Recently the web site Light Stalking had an article titled “What makes a photograph interesting: 5 ideas in choosing a photographic subject.” I agreed with some of them such as finding interesting light, for light is one of the most important things in a photo.

However, one thing I took issue with was when the writer posed the question “is it (your subject) common or unusual?” He goes on asks the reader to compare travel photos of their own hometown to those of a foreign land. He posits that the picture of another country will be more interesting.

I suppose from the standpoint of a travel article that may be true but what should matter from a purely photographic standpoint is how the picture was taken not where it was done or even what the picture is of.

When I was a photo student one of my class assignments was called “in your backyard.” The task was meant to look for something interesting close to home. All to often, especially when we’re first starting out, we think that just because a picture was shot in an exotic locale that makes it a great photo. But it’s not the subject or place that necessarily make a picture great, but rather the photographer’s approach to them.

It’s often said that great actors can make even reading a phone book sound dramatic and interesting. Finding new ways at photographing the familiar is much the same.

It’s the much harder path, of course. When you travel to a foreign and exotic land everything you see is new and exciting to you. Finding good photos from your own hometown, someplace that you see day-in and day-out, takes more thought and creativity. You need to look for something to elevate your subject.

Try to find good light. Things look differently at different time of the day due to the light. Go out for a walk with your camera in the early morning or late evening. Things will look a lot different than the middle of the day.

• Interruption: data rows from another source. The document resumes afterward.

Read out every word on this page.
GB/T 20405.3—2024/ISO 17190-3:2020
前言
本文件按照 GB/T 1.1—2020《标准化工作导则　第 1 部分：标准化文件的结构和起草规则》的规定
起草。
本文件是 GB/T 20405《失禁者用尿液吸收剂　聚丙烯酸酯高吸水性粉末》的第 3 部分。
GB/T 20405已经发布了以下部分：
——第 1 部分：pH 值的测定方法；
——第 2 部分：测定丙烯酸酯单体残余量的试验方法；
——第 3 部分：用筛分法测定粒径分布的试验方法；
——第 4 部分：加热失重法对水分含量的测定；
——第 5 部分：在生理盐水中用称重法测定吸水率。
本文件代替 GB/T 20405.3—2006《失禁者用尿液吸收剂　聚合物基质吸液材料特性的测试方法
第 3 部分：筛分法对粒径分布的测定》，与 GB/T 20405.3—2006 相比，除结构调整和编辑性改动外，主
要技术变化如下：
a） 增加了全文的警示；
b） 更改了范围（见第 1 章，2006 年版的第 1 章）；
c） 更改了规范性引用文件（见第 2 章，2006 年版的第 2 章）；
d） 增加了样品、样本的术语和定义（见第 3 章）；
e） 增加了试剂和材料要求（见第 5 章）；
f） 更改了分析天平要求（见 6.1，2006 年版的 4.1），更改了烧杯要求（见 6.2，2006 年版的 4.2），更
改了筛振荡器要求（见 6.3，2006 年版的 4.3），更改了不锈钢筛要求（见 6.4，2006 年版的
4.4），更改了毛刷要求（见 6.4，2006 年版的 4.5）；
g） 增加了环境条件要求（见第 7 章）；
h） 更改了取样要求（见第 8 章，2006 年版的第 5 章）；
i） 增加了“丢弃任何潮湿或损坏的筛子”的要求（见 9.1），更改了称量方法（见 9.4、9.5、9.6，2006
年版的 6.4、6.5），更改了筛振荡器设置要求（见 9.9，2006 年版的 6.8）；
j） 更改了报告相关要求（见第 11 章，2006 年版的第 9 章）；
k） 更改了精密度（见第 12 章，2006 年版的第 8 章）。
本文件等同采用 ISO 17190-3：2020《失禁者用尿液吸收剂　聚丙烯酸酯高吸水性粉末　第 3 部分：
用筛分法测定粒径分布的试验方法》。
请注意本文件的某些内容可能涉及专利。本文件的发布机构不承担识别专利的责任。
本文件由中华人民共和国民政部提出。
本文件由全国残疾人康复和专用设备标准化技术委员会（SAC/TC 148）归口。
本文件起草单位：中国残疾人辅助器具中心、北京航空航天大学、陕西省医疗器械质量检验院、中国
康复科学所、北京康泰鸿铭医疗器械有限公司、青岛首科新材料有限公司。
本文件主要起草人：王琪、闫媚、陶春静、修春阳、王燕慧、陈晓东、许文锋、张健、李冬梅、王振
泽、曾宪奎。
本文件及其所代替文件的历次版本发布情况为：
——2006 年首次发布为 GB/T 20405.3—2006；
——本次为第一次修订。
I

Think compositionally. Try to look at your subjects from different viewpoints. Walk around your subject and look at it from various angles, you may see it in a way that you’ve never seen it before.

Change your route. We all take the same streets to and from work, the grocery store, the bank, etc. From the buildings, streetlights, trees, sometimes the people, we see the same landmarks day every day If you take a different path, perhaps a close as just one street over, you may see things that you’ve never noticed before.

Most importantly, you have think photographically. You need to view anything you come across as if you can make an interesting picture of it. Even if you can’t stop to take a photo of something that piques your curiosity, you need to think of ways of how to best take the shot.

If you can find beauty in the mundane then you can find it anywhere. If not then all you may have are mediocre pictures from a faraway land. It’s like learning how to drive with a manual or an automatic transmission. If you learn how to operate a stick-shift, then you can drive either but not the other way around.

Learning how to take great pictures of everyday places and things will not only improve your photography in general but when you do travel your pictures will be even better.
To paraphrase a line from the song “New York, New York,” if you can make it (a picture) here (your hometown), you can make it anywhere.